The office remains a space of diversity and transmission of knowledge

The ESSEC Business School study underlines that the populations most inclined to a generalization of teleworking are firstly Millennials (individuals born between 1978 and 1994), senior executives and employees in Ile-de-France. Let's not forget, we are not all equal when it comes to remote working and we do not all have the same view of the office. First of all for reasons of financial and technical resources (access to fiber-optic internet, furnished and sufficiently large spaces at home, etc.) but also from a cultural point of view. This can be seen, for example, when we compare the United States and China. Certain companies established in several countries practice adapted strategies: 100% teleworking across the Atlantic whereas the Chinese managers of the same group remain very much attached to everything being face-to-face. In Europe, we are generally somewhere in between. 
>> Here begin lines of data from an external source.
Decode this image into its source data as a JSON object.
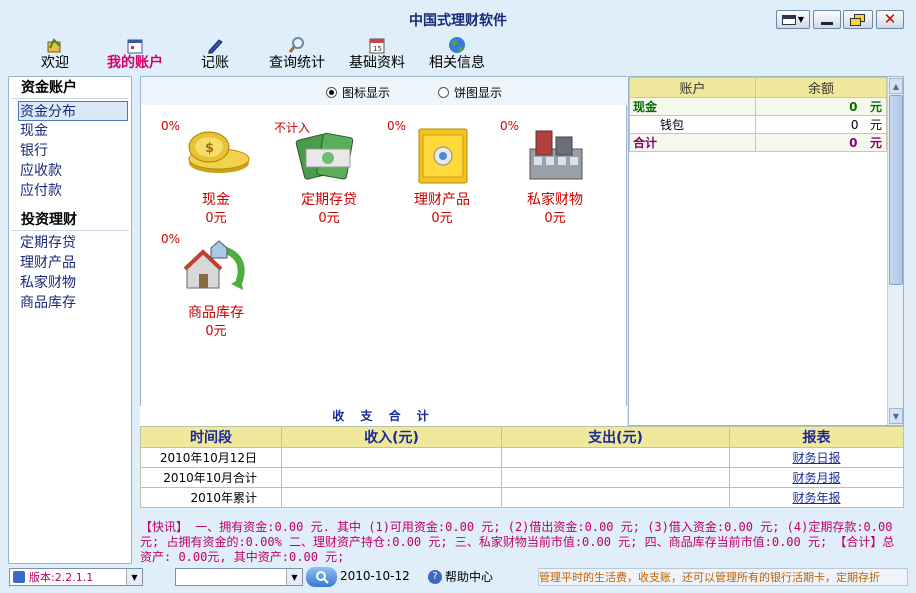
{
  "app": {
    "title": "中国式理财软件"
  },
  "window_buttons": [
    "menu-button",
    "minimize-button",
    "restore-button",
    "close-button"
  ],
  "toolbar": {
    "items": [
      {
        "label": "欢迎",
        "icon": "welcome-icon"
      },
      {
        "label": "我的账户",
        "icon": "account-icon",
        "active": true
      },
      {
        "label": "记账",
        "icon": "pen-icon"
      },
      {
        "label": "查询统计",
        "icon": "search-icon"
      },
      {
        "label": "基础资料",
        "icon": "calendar-icon"
      },
      {
        "label": "相关信息",
        "icon": "globe-icon"
      }
    ]
  },
  "sidebar": {
    "section1": "资金账户",
    "items1": [
      "资金分布",
      "现金",
      "银行",
      "应收款",
      "应付款"
    ],
    "section2": "投资理财",
    "items2": [
      "定期存贷",
      "理财产品",
      "私家财物",
      "商品库存"
    ]
  },
  "view": {
    "icon_view": "图标显示",
    "pie_view": "饼图显示"
  },
  "tiles": [
    {
      "pct": "0%",
      "name": "现金",
      "amount": "0元",
      "icon": "coins-icon"
    },
    {
      "pct": "不计入",
      "name": "定期存贷",
      "amount": "0元",
      "icon": "money-stack-icon"
    },
    {
      "pct": "0%",
      "name": "理财产品",
      "amount": "0元",
      "icon": "safe-icon"
    },
    {
      "pct": "0%",
      "name": "私家财物",
      "amount": "0元",
      "icon": "building-icon"
    },
    {
      "pct": "0%",
      "name": "商品库存",
      "amount": "0元",
      "icon": "house-cycle-icon"
    }
  ],
  "summary_title": "收 支 合 计",
  "accounts": {
    "headers": [
      "账户",
      "余额"
    ],
    "rows": [
      {
        "name": "现金",
        "value": "0",
        "unit": "元",
        "group": true
      },
      {
        "name": "钱包",
        "value": "0",
        "unit": "元",
        "group": false
      },
      {
        "name": "合计",
        "value": "0",
        "unit": "元",
        "group": true
      }
    ]
  },
  "report_table": {
    "headers": [
      "时间段",
      "收入(元)",
      "支出(元)",
      "报表"
    ],
    "rows": [
      {
        "period": "2010年10月12日",
        "income": "",
        "expense": "",
        "report": "财务日报"
      },
      {
        "period": "2010年10月合计",
        "income": "",
        "expense": "",
        "report": "财务月报"
      },
      {
        "period": "2010年累计",
        "income": "",
        "expense": "",
        "report": "财务年报"
      }
    ]
  },
  "news": "【快讯】 一、拥有资金:0.00 元. 其中 (1)可用资金:0.00 元; (2)借出资金:0.00 元; (3)借入资金:0.00 元; (4)定期存款:0.00 元; 占拥有资金的:0.00% 二、理财资产持仓:0.00 元; 三、私家财物当前市值:0.00 元; 四、商品库存当前市值:0.00 元; 【合计】总资产: 0.00元, 其中资产:0.00 元;",
  "status": {
    "version": "版本:2.2.1.1",
    "date": "2010-10-12",
    "help": "帮助中心",
    "marquee": "管理平时的生活费，收支账，还可以管理所有的银行活期卡，定期存折"
  },
  "colors": {
    "accent": "#d4006a",
    "header_bg": "#f0e89a",
    "link": "#1a2a9a",
    "panel_bg": "#dfeef8"
  }
}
The sector of activity is also decisive in the planning of teleworking times. All of this must be taken into account in order to maintain the well-being and development of the employees of a company. What is the common denominator for these very different profiles who nevertheless collaborate together? The office! It is in the office that this diversity comes together, exchanging, sharing, debating, finding compromises and above all ensuring transmission between generations. This last point is rarely mentioned and yet it is essential. Full remote learning seems unlikely, face-to-face allows you to create long-term bonds of trust and humans generally operate by mimicry, they observe, reproduce, improve and adapt techniques and knowledge that they then share. The more experienced transmit and the younger ones learn while questioning this transmission, which ultimately allows both to evolve and progress. This is a process that has always existed. 
 

BNP-Paribas-Real-Estate-Direction-Committee-Sylvain-hasse

The office remains and will remain the essential place for socialising. The human after all is generally a social animal. The office as such promotes these interactions being a place where people can come together and evolve.

Sylvain Hasse
Head of Corporate Services at BNP Paribas Real Estate
France

Agility cannot the be-all and end-all

Sometimes you have to know how to recognise what worked well and will continue to work well. By striving to make everything agile, there is a risk, paradoxically, of becoming too rigid. Businesses that never stop pivoting generate questions and a loss of meaning. Human beings need benchmarks, a certain consistency, vision, to be able make choices, to validate them and to measure the experience. Numerous psychological and sociological studies have shown it, in order to flourish, we need stability. Of course, change is important, it allows us to challenge ourselves and respond to challenges in a creative way. But, the office must also be this peaceful, planned, organised space, the source of a successful experience, capable of reassuring and fostering collaboration. It is in a setting like the office that we can focus, be stimulated and produce new concepts.

The office is a space that we must constantly reinvent. We must continue to enjoy coming there and above all going there for clear reasons. Let’s not forget, this is a fundamental social space, where you meet colleagues and even friends. In our lifetime, it is as important in terms of socialisation as school or leisure. If we can integrate all of this, then the future of the office looks bright to me. I see it as a functional and interactive space, complementary to the greater freedom induced by teleworking.

This is what I see behind this ongoing process, now defined as "New Normal": a better sharing of time and space in the service of collective well-being.